Want to put together a “high authority” outfit? Choose tailored clothing that has straight lines, darker colors, strong contrast, and firm fabric (to name just a few elements). Adding a collar and a jacket always “ups” your authority level. Want to appear more approachable, with less authority? Select untailored clothing that has curved lines, lighter colors, and soft fabrics.
If you want to exude authority at work, are you stuck sporting a 3-piece suit? Thankfully, no! You must know your environment. A traditional suit is not appropriate for every work environment. Many companies have adopted more relaxed dress codes (if they have a dress code at all!) that include jeans. However, even when wearing denim, you can make strategic clothing choices that boost your authority!
For high authority, select jeans that are dark washed, free of tears, and pressed. Avoid jeans that are either skin tight or baggy. Pair your jeans with dark, thin soled, leather shoes, a matching leather belt, a light-colored, button-down shirt, and a structured jacket. Pay special attention to the details; they matter.

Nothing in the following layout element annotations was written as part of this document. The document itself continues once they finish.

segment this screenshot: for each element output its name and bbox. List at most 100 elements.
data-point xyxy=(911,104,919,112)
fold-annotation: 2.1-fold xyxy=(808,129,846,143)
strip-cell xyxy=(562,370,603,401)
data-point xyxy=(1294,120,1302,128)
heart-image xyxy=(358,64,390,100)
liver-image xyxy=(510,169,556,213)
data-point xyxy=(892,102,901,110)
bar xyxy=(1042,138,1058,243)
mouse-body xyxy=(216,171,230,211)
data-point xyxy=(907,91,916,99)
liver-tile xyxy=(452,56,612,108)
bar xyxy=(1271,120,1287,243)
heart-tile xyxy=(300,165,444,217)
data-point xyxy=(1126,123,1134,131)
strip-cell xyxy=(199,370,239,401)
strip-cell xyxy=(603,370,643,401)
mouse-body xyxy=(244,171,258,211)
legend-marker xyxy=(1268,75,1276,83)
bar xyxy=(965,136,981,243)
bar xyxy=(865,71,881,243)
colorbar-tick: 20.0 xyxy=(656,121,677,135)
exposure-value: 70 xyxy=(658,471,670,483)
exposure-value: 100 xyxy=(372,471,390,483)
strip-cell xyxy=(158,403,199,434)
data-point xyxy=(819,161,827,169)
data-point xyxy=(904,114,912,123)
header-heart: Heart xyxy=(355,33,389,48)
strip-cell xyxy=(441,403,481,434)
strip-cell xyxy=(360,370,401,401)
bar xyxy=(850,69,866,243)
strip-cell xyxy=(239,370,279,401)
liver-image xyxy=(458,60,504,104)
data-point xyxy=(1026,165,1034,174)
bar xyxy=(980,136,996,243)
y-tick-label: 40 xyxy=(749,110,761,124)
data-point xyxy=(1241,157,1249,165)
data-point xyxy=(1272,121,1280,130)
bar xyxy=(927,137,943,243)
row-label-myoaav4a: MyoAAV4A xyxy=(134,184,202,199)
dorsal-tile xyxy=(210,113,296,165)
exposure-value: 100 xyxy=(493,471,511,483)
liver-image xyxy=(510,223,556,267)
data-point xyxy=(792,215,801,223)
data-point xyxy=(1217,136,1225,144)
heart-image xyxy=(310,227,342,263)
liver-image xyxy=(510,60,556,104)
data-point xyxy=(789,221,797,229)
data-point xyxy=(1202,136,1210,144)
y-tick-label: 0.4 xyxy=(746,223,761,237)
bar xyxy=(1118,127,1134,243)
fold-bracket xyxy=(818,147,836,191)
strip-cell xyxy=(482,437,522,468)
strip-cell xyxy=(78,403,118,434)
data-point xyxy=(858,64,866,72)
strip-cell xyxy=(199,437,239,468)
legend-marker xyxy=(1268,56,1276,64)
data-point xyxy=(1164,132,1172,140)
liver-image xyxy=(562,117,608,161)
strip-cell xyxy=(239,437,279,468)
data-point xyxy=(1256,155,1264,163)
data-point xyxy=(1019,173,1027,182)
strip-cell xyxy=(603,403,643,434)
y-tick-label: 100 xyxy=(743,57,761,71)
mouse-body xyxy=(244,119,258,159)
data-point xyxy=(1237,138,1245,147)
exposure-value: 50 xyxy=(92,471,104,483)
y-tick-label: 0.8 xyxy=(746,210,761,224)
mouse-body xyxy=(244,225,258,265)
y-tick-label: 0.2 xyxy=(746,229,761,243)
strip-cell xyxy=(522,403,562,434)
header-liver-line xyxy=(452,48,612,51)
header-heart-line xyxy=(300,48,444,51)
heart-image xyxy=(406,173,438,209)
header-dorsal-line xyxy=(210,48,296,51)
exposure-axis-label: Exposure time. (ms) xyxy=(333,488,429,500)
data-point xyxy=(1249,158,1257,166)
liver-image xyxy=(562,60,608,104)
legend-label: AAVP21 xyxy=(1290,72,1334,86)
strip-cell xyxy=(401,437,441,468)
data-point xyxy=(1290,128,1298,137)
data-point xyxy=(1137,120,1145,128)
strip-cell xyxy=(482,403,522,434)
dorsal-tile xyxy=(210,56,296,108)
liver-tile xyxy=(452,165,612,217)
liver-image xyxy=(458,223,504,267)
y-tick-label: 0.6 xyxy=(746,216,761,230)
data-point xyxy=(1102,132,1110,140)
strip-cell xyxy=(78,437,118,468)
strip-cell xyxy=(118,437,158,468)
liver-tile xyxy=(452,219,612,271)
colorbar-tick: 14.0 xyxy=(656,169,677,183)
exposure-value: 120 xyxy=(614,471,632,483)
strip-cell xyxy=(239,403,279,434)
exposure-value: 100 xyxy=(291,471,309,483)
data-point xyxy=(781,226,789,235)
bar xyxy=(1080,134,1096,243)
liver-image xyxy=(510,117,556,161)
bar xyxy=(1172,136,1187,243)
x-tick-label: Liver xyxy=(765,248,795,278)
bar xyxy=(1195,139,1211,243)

Your clothing is always saying something about you. Take control of your messaging and make your clothing work for you! If you do not know where to begin or how to take your clothing to the next level, we can help.
How do you want to be remembered?™
Dear Deborah King,
Each time I read any of your articles, I am amazed. You are not just varsatle and deep in knowledge but your very rich yet simple style of presentation makes it compelling for best decision/s.
As I have said aforetimes, I look forward to participating in your courses any day and any time.
How about recommending and displaying pictures of women’s clothing that would project authority and approachability? Thanks
Thank you for your feedback. I am delighted that you find the articles interesting and beneficial. If you have a topic you would like us to cover, please let me know!
Our Art of Confident Living weekend would be a wonderful opportunity for you. I do hope you can join us one day.
Thank you for your question. Women would follow the same guidelines as men. For high authority, they would select dark denim, paired with a light colored blouse, and fitted jacket. Frankly, finding images of appropriate business dress for women is very difficult. Most images are either too sexy or too casual. As a result, we are working on creating our own.
This is such an eye-opener with the versatility of wardrobe affecting competency, expression, and authority. Women’s clothing is rather difficult to pin down to a standard due to different builds and leniency of dress codes in many workplaces but I would be interested in seeing a study based on women’s attire.